[Tutor] script too slow
Jeff Shannon
jeff@ccvcorp.com
Mon Feb 24 14:34:01 2003
Paul Tremblay wrote:
>My script is running so slow that it might prove usesless, and I
>wondered if there was a way to speed it up.
>[....]
>
> # now use the dictionaries to process the tokens
> def process_cw(self, token, str_token, space):
> """Change the value of the control word by determing what dictionary
> it belongs to"""
>
> if token_changed == '*':
> pass
> elif self.needed_bool.has_key(token_changed):
> token_changed = self.needed_bool[token_changed]
> elif self.styles_1.has_key(token_changed):
> token_changed = self.styles_1[token_changed]
> elif self.styles_2.has_key(token_changed):
> token_changed = self.styles_2[token_changed]
> num = self.divide_num(num,2)
>
> # ect. There are around a dozen such statements
>
>
>It is this last function, the "def process_cw", that eats up all the
>clock time. If I skip over this function, then I chop around 30 seconds
>off the script.
>
There are *much* better ways to use dictionaries. First, instead of
using 'if self.[some dict].has_key(token):' you should probably be using
'if token in self.[some dict]:' -- this is easier to read, and should be
slightly faster.
However, I suspect that there's a better algorithm for what you're
trying to do -- though it's not terribly clear what it is that you *are*
trying to do. The bit of dict that you showed being initialized in your
sample code looks like it should be used as straight substitution. In
that case you should just say 'token = self.xml_sub.get(token, token)'.
If token is in self.xml_sub, this will return the value associated with
it. If it's *not* there, then it'll return token itself as a default.
If you can isolate needed actions into a set of functions, then you
could put those functions into the dictionary along with your text values.
self.sub_dict = { '&' : ('&', func1), [...] }
################
token, action = self.sub_dict.get(token, (token, None))
if action:
action()
Now, every value in the dictionary is a (string, function) pair. If
token is found in the dictionary, then the string is substituted for
token and the function (if it exists) is called. If a particular token
doesn't require an action, then None can be used in place of the
function and you have a straight substitution case like the previous
example I gave. If token is *not* in the dictionary, then it's left
alone, and action becomes None so no function is called either.

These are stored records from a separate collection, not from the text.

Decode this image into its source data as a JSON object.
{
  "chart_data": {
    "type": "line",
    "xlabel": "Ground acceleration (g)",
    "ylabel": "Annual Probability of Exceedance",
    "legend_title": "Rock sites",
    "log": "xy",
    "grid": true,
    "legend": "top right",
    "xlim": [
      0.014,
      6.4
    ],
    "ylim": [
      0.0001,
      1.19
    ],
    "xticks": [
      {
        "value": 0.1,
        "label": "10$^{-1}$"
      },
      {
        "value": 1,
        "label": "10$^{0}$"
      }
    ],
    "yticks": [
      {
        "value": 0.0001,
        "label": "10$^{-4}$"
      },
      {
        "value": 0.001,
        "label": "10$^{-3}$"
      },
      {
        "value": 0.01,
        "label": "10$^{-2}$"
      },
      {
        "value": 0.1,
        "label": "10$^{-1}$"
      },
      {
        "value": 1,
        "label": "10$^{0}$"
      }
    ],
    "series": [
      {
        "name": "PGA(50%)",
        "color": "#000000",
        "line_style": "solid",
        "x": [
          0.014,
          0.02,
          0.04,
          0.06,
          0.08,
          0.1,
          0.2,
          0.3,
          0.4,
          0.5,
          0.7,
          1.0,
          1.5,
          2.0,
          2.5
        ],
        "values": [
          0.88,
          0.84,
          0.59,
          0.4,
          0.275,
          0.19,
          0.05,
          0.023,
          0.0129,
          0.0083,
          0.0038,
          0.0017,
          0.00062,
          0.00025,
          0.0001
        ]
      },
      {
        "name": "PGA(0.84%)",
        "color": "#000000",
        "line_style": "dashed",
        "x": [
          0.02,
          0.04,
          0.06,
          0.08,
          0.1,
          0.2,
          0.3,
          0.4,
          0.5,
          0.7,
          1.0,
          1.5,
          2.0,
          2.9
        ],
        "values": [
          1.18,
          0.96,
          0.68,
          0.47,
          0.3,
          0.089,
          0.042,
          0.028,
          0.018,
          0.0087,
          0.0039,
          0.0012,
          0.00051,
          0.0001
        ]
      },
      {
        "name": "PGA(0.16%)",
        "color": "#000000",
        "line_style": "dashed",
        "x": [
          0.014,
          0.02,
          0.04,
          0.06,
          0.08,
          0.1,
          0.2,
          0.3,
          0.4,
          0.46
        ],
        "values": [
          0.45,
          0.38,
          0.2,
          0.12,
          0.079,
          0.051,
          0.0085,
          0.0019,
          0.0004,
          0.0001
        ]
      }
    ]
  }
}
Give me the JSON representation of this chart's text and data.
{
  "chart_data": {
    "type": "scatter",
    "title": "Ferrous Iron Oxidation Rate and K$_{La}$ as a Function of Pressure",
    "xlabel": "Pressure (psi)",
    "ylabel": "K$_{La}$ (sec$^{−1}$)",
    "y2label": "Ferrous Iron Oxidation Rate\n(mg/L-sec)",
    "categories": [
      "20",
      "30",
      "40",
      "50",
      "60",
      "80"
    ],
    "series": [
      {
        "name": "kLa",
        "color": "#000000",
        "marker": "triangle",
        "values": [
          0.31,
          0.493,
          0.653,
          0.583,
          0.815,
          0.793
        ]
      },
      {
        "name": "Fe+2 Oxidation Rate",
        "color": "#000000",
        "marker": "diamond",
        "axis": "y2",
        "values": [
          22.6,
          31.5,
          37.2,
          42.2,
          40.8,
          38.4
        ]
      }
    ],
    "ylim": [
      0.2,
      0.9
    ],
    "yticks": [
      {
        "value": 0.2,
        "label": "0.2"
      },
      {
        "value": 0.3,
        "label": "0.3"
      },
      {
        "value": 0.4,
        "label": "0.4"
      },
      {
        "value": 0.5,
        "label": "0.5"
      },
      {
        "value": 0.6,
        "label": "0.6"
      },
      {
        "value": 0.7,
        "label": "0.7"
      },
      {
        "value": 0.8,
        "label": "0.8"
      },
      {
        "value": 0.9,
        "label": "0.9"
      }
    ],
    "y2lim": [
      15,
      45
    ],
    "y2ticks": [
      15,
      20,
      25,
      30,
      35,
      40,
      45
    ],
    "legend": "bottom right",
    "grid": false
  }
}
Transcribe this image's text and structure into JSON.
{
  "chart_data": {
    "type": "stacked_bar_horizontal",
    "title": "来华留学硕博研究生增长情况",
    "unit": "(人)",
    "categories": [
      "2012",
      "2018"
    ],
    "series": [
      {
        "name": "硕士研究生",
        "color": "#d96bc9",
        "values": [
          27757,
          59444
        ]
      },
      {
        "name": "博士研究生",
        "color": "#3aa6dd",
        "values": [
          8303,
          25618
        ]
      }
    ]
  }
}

Depending on just what you're doing with your dictionaries, you may be
able to consolidate them into fewer (or possibly even only one)
dictionary and simply rely on the associated function to differentiate
items. If the only difference between, say, your style_1 and style_2
dictionaries is the action that you want to take if a token is found,
then you can simply have a single style dictionary and use different
functions. (This can apply even if the action for one of the
dictionaries is 'do nothing special' -- just use None as the function.)
The fewer dictionaries you need to search through, the faster your
program will be. Of course, you may not be able to do this if you need
the segregation of dictionaries for other purposes, but even there, you
could set up all of your dictionaries to work this way and then simply
perform the same on each in turn:
for current_dict in [self.xml_sub, self.styles_1, self.styles_2, ...]:
token, action = current_dict.get(token, (token, None))
if action:
action()
This would replace your forest of elifs, and while it might not save
much time, it'll be a lot easier to read. (You could possibly extend
this to shortcircuit out of the loop if a match is found...)
>I am wondering if I should make the dictionaries a part of the class
>property rather than a property of the actual instance?
>
Yes, if the dictionaries are static (that is, you don't change them
during the program), then it would be sensible to make them a class
attribute rather than an instance attribute. This won't save you much
time or memory, unless you're creating a lot of instances of the class,
but it's a more appropriate place for it -- data that's the same for all
instances of a class should be part of the class, not the instance.
>The dictionary part of the scrpt seems so slow, that I am guessing I am
>doing something wroing, that Python has to read in the dictionary each
>time it starts the function.
>
Python is rebuilding the dictionaries each time that you call
initiate_dictionaries(), which may take some time, but if you're only
using a single instance of ProcessTokens then it's a one-time cost. I
suspect that the problem is simply that you're not making full use of
the strengths of dictionaries, though. If you write your Python in Perl
style (or C style, or Lisp style), then you're going to end up with slow
and ugly code because you're not going to be using the real strengths of
Python.
I'm also not entirely convinced that regular expressions are the best
choice for lexing (breaking the file up into tokens). They're almost a
default solution in Perl, but that doesn't mean they're the most
efficient method in Python. I'm not completely certain what the
requirements for that process are, though, so I can't speak any more
specifically other than to suggest considering other options.
Hope that this helps give you a few ideas...
Jeff Shannon
Technician/Programmer
Credit International